Now, if you do this to the full precision of a typical calculator, the answer is instead approximately $-0.040064 \text{.}$ The relative error we incurred is, approximately, $0.01/0.04 = 0.25 \text{.}$

What is going on here? The problem comes from the fact that there is error in the $24.9$ that is encountered after the square root is taken. Since that number is close in magnitude, but of opposite sign to the $-25$ to which it is added, the result of $-25 + 24.9$ is mostly error.

This is known as catastrophic cancelation: adding two nearly equal numbers of opposite sign, at least one of which has some error in it related to roundoff, yields a result with large relative error.

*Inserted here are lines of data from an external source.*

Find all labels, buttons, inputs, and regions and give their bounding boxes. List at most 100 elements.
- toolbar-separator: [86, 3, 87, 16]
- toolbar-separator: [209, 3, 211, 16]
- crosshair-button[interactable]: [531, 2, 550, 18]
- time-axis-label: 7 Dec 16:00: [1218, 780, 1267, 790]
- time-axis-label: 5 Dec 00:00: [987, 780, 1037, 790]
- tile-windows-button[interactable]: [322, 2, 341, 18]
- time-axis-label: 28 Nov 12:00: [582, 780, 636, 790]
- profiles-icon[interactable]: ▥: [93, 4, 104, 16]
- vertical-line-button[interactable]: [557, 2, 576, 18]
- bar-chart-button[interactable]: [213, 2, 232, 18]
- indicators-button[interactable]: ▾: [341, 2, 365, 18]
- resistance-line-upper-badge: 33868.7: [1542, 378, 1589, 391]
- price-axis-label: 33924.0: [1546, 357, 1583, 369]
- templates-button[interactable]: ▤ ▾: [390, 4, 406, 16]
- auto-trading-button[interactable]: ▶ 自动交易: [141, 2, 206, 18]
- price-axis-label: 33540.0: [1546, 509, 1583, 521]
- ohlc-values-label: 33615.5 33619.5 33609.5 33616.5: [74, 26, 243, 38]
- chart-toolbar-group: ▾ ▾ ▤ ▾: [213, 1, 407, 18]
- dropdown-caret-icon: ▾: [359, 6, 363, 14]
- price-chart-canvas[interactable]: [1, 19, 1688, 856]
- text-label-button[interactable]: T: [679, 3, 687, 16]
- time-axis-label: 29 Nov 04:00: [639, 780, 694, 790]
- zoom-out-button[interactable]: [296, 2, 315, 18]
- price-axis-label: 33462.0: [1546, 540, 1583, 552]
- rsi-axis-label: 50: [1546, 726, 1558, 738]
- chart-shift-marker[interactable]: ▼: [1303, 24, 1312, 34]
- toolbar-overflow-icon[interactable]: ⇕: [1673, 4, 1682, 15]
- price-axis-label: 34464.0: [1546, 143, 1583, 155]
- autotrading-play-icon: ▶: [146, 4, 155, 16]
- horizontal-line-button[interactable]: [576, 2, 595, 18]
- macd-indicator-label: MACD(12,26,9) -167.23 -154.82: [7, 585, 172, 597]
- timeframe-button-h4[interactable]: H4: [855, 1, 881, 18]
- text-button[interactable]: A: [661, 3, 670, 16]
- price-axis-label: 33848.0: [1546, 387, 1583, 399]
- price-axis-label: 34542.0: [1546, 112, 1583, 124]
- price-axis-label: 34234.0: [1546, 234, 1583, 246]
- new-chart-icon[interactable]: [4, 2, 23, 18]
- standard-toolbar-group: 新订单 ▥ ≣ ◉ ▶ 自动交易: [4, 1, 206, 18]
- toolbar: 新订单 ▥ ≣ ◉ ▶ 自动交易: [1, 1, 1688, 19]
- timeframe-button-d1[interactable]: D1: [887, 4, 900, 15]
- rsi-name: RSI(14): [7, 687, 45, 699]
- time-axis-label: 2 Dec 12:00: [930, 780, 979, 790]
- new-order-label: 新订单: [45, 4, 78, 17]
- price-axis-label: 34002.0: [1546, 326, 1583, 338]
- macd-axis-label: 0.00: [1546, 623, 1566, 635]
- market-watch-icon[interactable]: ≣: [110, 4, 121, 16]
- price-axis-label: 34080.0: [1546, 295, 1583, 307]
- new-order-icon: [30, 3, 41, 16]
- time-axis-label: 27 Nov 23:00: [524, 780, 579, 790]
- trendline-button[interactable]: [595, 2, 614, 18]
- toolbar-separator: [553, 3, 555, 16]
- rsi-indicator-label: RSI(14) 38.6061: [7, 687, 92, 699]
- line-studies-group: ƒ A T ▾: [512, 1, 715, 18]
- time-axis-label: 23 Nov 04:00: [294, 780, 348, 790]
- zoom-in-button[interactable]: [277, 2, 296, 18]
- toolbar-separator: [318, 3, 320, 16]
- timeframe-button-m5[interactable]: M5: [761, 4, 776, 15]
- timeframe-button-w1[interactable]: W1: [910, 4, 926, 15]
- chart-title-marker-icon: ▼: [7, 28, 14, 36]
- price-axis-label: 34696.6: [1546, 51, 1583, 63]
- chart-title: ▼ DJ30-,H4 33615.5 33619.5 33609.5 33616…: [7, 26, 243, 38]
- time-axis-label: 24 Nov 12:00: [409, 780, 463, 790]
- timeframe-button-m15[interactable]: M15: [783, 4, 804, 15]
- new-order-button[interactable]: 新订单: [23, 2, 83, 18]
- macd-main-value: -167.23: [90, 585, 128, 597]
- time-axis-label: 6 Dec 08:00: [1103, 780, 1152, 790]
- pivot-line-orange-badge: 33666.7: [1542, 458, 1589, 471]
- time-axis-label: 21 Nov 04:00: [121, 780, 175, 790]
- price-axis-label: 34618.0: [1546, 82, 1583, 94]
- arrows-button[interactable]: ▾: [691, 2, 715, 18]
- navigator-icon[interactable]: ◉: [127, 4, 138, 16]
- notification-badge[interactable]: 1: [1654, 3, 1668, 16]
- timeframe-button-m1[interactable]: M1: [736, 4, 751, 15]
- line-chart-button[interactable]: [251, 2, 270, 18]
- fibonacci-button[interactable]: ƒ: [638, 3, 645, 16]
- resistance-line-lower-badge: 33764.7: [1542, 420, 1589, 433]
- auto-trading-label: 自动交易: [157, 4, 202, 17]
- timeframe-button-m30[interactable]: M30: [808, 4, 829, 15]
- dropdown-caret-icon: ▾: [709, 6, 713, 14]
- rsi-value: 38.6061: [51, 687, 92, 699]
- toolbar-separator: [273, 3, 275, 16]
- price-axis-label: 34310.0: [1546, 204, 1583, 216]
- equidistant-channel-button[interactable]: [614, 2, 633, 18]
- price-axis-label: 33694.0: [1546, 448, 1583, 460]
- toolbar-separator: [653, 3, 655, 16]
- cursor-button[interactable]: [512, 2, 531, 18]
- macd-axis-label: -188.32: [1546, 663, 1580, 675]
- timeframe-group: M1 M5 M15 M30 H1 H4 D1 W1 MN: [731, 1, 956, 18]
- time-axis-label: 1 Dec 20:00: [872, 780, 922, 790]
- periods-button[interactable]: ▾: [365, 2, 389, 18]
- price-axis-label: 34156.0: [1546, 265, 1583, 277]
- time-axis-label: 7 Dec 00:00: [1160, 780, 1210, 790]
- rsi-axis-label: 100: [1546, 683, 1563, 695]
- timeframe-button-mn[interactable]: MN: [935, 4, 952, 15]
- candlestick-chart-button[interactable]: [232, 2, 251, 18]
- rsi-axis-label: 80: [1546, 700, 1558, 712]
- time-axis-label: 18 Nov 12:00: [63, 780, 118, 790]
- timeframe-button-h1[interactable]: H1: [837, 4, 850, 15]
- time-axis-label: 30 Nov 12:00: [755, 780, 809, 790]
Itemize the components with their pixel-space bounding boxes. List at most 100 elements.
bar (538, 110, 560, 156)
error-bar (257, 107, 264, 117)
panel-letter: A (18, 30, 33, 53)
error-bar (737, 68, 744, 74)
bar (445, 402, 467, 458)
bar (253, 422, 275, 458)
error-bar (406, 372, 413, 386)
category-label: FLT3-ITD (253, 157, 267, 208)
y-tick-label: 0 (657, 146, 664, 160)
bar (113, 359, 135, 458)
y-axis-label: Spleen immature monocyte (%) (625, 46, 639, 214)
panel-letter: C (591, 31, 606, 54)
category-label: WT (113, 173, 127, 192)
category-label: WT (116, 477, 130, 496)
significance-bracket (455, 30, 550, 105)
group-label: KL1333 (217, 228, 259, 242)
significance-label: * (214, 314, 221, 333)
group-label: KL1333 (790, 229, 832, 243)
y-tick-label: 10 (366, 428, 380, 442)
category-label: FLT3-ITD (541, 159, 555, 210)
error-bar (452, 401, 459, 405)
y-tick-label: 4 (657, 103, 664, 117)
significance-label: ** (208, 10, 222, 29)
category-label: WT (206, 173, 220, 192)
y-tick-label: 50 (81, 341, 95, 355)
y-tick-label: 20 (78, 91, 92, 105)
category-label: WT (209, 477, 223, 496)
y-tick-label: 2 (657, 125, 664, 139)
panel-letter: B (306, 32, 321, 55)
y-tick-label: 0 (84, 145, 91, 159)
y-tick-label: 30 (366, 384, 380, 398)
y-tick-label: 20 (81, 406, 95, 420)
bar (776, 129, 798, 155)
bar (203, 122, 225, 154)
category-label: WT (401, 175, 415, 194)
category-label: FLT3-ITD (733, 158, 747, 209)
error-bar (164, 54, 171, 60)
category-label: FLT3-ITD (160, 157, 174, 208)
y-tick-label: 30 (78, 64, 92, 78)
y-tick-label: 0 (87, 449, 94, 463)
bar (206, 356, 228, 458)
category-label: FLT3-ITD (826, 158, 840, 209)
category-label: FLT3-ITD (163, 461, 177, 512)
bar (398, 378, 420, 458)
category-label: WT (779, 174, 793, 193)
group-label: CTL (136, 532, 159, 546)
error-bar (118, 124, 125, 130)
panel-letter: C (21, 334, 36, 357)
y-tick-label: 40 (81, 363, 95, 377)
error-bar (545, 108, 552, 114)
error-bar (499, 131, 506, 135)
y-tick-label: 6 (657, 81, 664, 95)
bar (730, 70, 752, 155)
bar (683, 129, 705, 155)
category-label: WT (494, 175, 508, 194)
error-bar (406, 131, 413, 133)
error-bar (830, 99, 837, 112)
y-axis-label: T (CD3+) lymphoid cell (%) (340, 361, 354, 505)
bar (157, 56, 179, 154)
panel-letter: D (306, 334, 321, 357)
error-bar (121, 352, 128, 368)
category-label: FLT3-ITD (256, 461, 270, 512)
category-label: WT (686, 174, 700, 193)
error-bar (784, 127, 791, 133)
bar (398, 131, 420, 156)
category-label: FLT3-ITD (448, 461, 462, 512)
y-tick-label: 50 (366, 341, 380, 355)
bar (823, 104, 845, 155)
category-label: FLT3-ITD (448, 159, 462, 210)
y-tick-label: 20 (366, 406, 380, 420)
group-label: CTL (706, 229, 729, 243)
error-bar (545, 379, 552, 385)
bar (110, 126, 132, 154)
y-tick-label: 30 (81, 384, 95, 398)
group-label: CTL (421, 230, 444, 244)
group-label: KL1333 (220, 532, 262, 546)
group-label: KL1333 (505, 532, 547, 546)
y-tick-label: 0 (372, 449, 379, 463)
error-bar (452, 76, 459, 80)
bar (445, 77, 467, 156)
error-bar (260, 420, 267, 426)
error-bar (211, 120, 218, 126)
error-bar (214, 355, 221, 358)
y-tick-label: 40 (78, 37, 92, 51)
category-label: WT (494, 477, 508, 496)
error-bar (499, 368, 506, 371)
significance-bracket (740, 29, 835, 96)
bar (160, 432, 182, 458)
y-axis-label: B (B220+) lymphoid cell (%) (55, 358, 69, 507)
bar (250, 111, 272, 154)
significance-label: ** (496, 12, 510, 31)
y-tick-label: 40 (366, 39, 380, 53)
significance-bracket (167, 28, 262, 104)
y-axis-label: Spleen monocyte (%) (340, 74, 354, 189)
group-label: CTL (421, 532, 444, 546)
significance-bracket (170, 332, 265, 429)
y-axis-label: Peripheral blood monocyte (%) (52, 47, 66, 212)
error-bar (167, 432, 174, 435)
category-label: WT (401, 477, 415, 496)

Now, one can use an alternative formula to compute the root:

\begin{equation*} \chi = \frac{- \beta + \sqrt{\beta^2 - 4 \gamma}}{2} = \frac{- \beta + \sqrt{\beta^2 - 4 \gamma}}{2} \times \frac{- \beta - \sqrt{\beta^2 - 4 \gamma}} {- \beta - \sqrt{\beta^2 - 4 \gamma}}, % = % \frac{ \beta^2 - ( \beta^2 - 4 \gamma )} % {2(- \beta - \sqrt{\beta^2 - 4 \gamma})}, \end{equation*}

which yields

\begin{equation*} \chi = \frac{ 2 \gamma } {- \beta - \sqrt{\beta^2 - 4 \gamma}}. \end{equation*}

Carrying out the computations, rounding intermediate results, yields $-.0401\text{.}$ The relative error is now $0.00004/0.040064 \approx .001 \text{.}$ It avoids catastrophic cancellation because now the two numbers of nearly equal magnitude are added instead.

RemarkC.2.0.2.

The point is: if possible, avoid creating small intermediate results that amplify into a large relative error in the final result.

Notice that in this example it is not inherently the case that a small relative change in the input is amplified into a large relative change in the output (as is the case when solving a linear system with a poorly conditioned matrix). The problem is with the standard formula that was used. Later we will see that this is an example of an unstable algorithm.